A return manned mission to the Moon could be organised in less than 10 years if there was a political will on behalf of the major space nations, Mr Krikalev said. If America or Russia does not take a lead, it could be done by China which has become a serious player in space since launching its own manned rockets.
Some scientists have argued that manned space flight is an expensive luxury and that intelligent probes and robots could explore the Solar System far more efficiently at a fraction of the cost. One of President Obama's first decisions on coming to office was to abandon plans for the United States to return astronauts to the Moon and there are no definite plans to replace the Shuttle with another re-useable manned vehicle.
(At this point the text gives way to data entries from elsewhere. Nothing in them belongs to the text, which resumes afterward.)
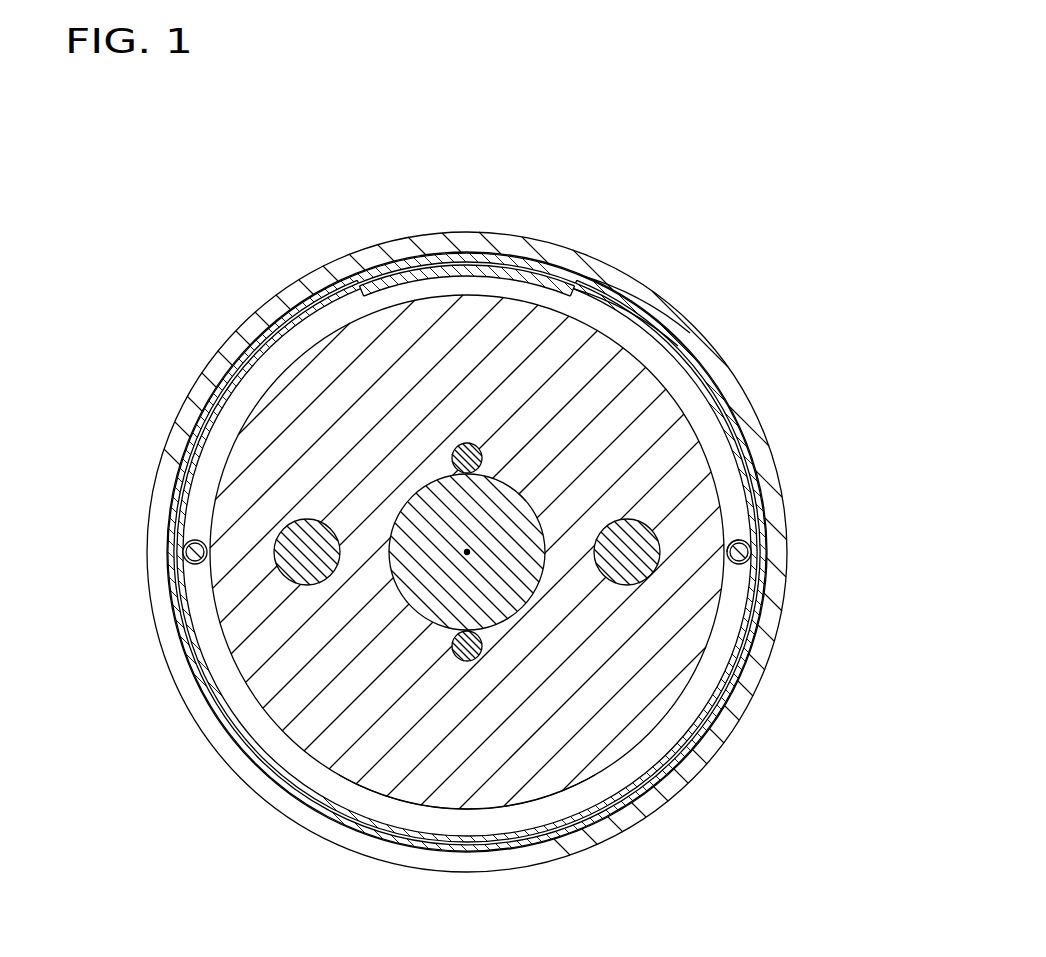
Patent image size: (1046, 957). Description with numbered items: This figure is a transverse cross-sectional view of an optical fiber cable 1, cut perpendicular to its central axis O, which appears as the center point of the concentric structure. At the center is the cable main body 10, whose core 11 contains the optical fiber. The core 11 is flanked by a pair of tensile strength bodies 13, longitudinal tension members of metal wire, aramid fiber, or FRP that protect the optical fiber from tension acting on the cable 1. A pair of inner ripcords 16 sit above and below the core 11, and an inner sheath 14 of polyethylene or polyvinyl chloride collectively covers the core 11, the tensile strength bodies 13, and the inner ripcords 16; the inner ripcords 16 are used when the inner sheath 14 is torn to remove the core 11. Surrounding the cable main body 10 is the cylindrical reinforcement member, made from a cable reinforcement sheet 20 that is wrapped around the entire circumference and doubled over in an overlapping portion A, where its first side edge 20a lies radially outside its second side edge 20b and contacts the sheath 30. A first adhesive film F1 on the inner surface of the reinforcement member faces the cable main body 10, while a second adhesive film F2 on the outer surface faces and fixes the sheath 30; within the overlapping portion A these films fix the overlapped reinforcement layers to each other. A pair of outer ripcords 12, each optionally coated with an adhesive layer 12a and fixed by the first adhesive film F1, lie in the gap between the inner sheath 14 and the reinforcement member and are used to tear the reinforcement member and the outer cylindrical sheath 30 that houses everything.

The cable 1 is at (160, 200).
The cable main body 10 is at (468, 792).
The core 11 is at (423, 595).
The outer ripcord 12 is at (740, 553).
The adhesive layer 12a is at (737, 539).
The tensile strength body 13 is at (300, 575).
The inner sheath 14 is at (558, 760).
The inner ripcord 16 is at (455, 455).
The cable reinforcement sheet 20 is at (593, 297).
The first side edge 20a is at (357, 287).
The second side edge 20b is at (580, 297).
The sheath 30 is at (757, 437).
The first adhesive film F1 is at (610, 337).
The second adhesive film F2 is at (627, 307).
The overlapping portion A is at (577, 262).
The central axis O is at (467, 552).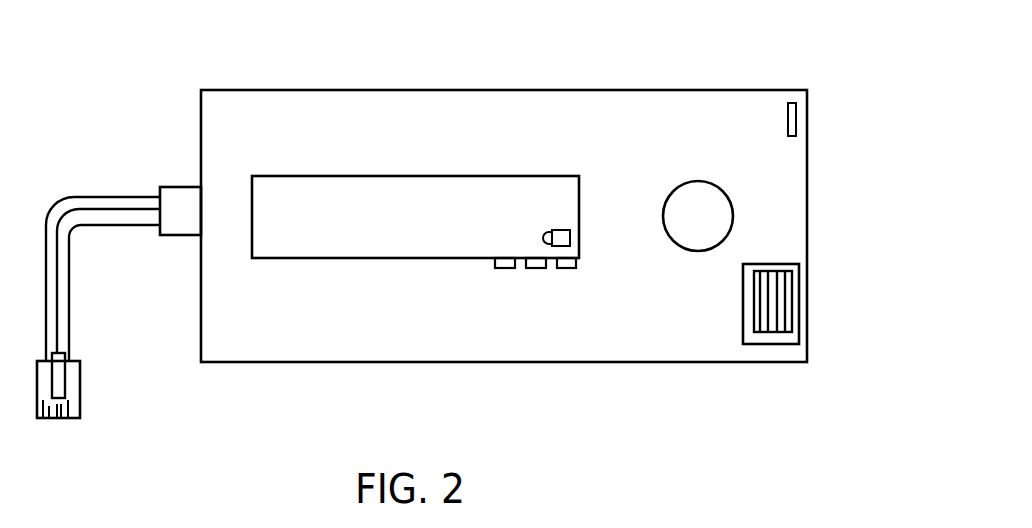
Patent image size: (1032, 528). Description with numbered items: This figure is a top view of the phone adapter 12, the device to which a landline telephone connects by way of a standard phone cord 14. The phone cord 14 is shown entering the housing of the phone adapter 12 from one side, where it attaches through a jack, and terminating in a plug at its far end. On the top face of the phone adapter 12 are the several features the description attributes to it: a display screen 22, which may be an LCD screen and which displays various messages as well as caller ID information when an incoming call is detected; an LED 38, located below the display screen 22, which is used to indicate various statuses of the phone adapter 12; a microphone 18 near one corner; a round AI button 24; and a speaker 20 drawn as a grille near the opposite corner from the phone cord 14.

The phone adapter 12 is at (271, 90).
The phone cord 14 is at (85, 196).
The microphone 18 is at (788, 120).
The speaker 20 is at (793, 305).
The display screen 22 is at (321, 258).
The AI button 24 is at (733, 213).
The LED 38 is at (508, 268).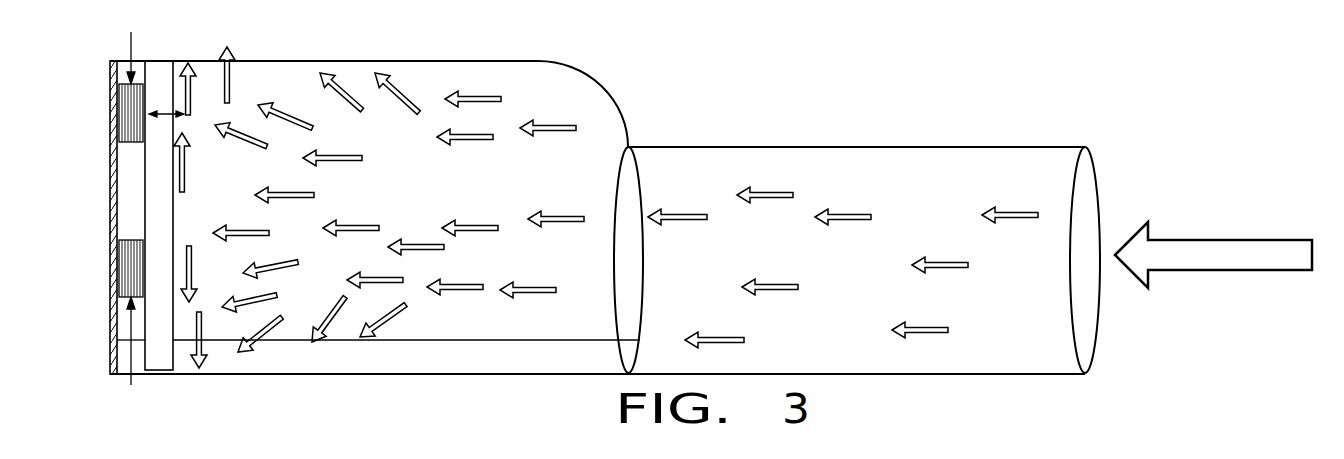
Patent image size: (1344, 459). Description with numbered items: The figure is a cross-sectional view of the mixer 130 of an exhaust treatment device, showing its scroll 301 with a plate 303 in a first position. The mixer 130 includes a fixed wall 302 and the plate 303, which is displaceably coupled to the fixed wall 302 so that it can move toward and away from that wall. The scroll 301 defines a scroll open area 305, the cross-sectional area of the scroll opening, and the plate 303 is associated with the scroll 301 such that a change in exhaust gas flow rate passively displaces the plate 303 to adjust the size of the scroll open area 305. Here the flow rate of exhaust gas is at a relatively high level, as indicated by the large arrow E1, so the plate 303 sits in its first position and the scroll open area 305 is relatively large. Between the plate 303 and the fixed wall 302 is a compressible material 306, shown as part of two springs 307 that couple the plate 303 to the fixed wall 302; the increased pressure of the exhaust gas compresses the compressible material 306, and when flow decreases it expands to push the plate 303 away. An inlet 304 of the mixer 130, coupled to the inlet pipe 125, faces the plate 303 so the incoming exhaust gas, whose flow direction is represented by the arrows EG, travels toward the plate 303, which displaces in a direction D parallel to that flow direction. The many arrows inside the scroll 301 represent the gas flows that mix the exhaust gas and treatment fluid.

The mixer 130 is at (653, 102).
The inlet pipe 125 is at (808, 147).
The scroll 301 is at (582, 72).
The fixed wall 302 is at (108, 180).
The plate 303 is at (162, 72).
The inlet 304 is at (642, 193).
The scroll open area 305 is at (428, 173).
The compressible material 306 is at (130, 105).
The springs 307 is at (130, 208).
The direction D is at (170, 118).
The flow direction of exhaust gas EG is at (898, 325).
The arrow indicating high exhaust gas flow rate E1 is at (1210, 240).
Mr Krikalev, who attended the unveiling of a Gagarin statue outside the British Council offices in London yesterday, said that intelligent space probes and robotic explorers will never be as good as humans for many years to come and that to stop or curtail manned missions now would be a set back for space exploration.
"I would argue with the statement that sending people into space is more expensive than sending robots. Sending robots can be very expensive and what is really important is the ratio between expense and result. If you have zero result, it doesn't matter how much you spend," Mr Krikalev said.
"A good example is the Hubble space telescope. Even though it cost billions of dollars, if people had not gone to fix it when they realised it was broke, the result would have been close to zero. The best combination is humans and robotics."
Mr Krikalev, who now heads the Gagarin cosmonaut training centre at Star City near Moscow, was once called "the last citizen of the Soviet Union" when in 1991 and 1992 he spent 311 days on board the Mir space station as part of an extended mission that coincided with the breakup of the former USSR.
"It was a radical change, but we didn't feel it was the dissolution of the country. Russia has been Russia for many centuries. I departed from Russia and I went back to Russia," he said.
"I know about all these stories that ground control forgot about us in space and could not return us, but this was not true."